My advice is don't give up. The reason you're so upset is because love is amazing and you want it back. So bottom line is that risking getting hurt over and over again will be worth it once you find the real thing. And maybe the real thing doesn't just happen once in a lifetime, but we all know that really great people that actually enhance your life are hard to come by so when you find something good DON'T LET IT GO...NO MATTER WHAT! I can't emphasize this enough. Failure to fulfill this is what has made many of us very miserable at one time or another.

In the words of Journey...DON'T STOP BELIEVIN'!

Anonymous said...

why does it have to be so tough I want my one my kindred spirit my true love I'm searching for you where ever you are!!!!!!!

Anonymous said...

this all sounds so difficult. i was in love with my boyfriend of 2 years and broke up with me last november because he didnt "feel the love anymore", i was hurt really bad and we didnt talk till about a month ago, thats when i found out he had a new gf of about 2months that he is "im love with" and now hes "happier then he has ever been" i want to be happy for him becuase i love him and i want him to be happy, i really do, i just wish he could be happy with me. and my heart is still broken and i still miss him so much everyday. i dont know what to do! and it seems like when i try to forget about him and just have fun, i always cross the line and go to far with boys i shouldnt even be with. i need Majorr help! lol

BESTIES! said...

ohmg somehow i never saw this last comment from anonymous so i am so so sorry. she probably thinks we're jerks, but i'll try to answer it now cuz i'm extremely bored at work at 3:00 in the morning.

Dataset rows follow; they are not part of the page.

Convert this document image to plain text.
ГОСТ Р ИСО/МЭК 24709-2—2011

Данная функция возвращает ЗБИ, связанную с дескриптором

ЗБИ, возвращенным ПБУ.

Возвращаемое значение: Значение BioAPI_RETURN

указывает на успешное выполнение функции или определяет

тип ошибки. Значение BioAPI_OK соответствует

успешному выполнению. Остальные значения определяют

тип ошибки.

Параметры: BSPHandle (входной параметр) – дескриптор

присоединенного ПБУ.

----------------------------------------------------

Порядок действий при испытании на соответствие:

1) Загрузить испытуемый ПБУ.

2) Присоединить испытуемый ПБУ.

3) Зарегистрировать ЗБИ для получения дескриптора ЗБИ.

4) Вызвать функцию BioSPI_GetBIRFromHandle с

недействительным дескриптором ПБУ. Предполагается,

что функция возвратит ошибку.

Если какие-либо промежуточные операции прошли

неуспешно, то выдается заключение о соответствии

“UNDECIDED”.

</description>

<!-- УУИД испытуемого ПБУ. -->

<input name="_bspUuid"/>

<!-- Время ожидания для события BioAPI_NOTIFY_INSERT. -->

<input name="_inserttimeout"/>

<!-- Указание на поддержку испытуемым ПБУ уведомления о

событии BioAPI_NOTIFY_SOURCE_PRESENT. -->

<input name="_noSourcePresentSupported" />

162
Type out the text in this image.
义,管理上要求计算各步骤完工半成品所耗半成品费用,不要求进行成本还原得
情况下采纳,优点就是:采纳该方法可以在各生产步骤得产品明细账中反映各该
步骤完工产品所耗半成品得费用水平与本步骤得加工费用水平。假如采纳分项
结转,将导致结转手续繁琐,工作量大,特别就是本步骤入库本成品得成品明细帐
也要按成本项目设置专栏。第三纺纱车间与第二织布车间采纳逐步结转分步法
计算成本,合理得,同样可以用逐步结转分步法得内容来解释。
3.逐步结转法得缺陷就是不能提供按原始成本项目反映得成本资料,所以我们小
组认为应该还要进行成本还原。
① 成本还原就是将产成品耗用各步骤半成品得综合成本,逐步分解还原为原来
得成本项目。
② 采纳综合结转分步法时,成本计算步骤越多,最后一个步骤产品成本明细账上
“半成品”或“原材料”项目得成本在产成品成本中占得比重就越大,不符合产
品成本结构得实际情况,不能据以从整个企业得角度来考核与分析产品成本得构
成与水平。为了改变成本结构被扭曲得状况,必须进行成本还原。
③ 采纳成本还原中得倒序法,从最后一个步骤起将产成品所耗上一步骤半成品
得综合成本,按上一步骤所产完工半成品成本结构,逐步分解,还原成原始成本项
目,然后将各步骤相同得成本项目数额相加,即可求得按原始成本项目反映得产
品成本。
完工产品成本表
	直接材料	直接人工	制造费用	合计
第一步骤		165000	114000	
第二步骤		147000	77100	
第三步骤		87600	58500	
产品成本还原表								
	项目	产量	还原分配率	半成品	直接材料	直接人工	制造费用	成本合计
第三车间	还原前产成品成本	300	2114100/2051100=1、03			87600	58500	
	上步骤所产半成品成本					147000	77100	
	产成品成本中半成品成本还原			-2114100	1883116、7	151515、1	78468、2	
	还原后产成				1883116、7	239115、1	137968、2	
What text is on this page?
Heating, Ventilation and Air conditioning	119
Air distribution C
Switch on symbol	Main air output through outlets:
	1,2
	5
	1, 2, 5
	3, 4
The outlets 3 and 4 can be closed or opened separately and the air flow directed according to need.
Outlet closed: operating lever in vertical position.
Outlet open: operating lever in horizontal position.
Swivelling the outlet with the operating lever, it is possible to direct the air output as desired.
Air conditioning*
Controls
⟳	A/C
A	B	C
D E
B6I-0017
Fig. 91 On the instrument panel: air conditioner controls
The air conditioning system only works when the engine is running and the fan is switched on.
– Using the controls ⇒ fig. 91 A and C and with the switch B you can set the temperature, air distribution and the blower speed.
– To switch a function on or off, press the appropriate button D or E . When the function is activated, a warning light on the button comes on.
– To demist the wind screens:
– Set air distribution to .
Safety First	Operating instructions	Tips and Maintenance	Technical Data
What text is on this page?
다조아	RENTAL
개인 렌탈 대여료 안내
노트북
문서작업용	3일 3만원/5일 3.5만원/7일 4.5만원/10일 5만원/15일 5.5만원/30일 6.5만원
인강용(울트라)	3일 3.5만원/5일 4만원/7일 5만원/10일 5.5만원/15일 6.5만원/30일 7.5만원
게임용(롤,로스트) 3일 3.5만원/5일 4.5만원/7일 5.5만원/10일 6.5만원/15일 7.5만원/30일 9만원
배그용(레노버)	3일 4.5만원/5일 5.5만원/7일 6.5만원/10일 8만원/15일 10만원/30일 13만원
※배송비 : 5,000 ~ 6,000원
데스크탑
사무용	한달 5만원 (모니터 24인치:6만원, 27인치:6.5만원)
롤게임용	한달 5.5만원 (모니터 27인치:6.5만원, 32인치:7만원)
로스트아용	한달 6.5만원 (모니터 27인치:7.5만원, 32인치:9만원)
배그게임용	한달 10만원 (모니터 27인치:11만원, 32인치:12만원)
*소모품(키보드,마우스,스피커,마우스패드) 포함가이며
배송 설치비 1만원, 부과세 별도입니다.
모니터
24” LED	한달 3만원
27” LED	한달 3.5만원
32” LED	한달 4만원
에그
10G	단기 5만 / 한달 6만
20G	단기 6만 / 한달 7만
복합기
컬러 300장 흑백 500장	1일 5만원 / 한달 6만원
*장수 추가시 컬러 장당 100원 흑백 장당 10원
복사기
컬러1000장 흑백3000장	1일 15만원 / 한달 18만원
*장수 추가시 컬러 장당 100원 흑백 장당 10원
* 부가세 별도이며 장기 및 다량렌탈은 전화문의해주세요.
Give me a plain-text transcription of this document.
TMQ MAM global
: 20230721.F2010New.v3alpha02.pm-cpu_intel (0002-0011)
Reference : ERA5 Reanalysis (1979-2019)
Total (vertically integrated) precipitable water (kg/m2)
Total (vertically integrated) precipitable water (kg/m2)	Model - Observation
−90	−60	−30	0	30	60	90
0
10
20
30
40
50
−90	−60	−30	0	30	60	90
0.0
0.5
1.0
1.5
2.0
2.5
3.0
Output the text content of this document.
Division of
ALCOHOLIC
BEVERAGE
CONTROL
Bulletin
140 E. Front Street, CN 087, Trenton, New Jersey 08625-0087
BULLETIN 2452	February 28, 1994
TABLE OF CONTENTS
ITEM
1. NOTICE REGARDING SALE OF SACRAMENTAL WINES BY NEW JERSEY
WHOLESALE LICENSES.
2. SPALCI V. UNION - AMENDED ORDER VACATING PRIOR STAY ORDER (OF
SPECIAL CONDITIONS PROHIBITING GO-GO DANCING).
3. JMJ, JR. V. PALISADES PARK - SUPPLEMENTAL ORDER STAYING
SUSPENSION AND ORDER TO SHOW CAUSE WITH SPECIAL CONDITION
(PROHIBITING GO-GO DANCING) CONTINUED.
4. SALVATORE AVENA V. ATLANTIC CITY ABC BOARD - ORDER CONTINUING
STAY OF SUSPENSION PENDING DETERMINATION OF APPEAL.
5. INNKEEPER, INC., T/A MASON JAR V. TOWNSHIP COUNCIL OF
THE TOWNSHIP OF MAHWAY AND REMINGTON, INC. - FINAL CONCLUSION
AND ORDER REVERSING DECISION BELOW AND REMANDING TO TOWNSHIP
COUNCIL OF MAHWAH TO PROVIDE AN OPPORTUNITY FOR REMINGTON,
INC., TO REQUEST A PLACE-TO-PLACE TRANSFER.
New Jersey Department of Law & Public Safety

ok so this is something that i always fear will happen to me. i hate having the feeling that somebody that you care about so much doesn't feel the same about you. i mean that is just one of life's most twisted cruelties. in this situation, no matter how happy you are for him, it will still kill you to think about it and especially to see them together. so i would just suggest that you try to cut him out of your life. there's some quote (unfortunately i dont remember exactly how it goes) but basically it means if you act like something is true, eventually it'll become true for you. so i think you should pretend to him like you're over it. check out other guys even if your heart is still set on the one that got away. at some point, you'll actually be attracted to one of the guys you're checking out, and then you'll start to like them. and all of the sudden you're thinking about hot guy instead of loser ex. (not that he's actually a loser but for the sake of this pep talk he is.) part of me wants to tell you to go steal him back, and i mean, i think you should always be honest, but if he's happy then you have no right to mess that up for him.

it sucks, and i know that if i were in this situation i'd be devastated and probably find a rebound guy. and honestly, that usually works for me. i mean at least flirt a lot. in one of our previous posts, we talked about how when you're trying to get over someone your focus should be on looking really good and getting your mind off him. you should go out with your friends, get hit on, get asked out, etc. knowing that you're hot and desirable makes you feel so much better cuz then, all the sudden, you're not pathetic anymore. you could have somebody else if you really wanted to. so go do that.

hope you end up reading this anonymous!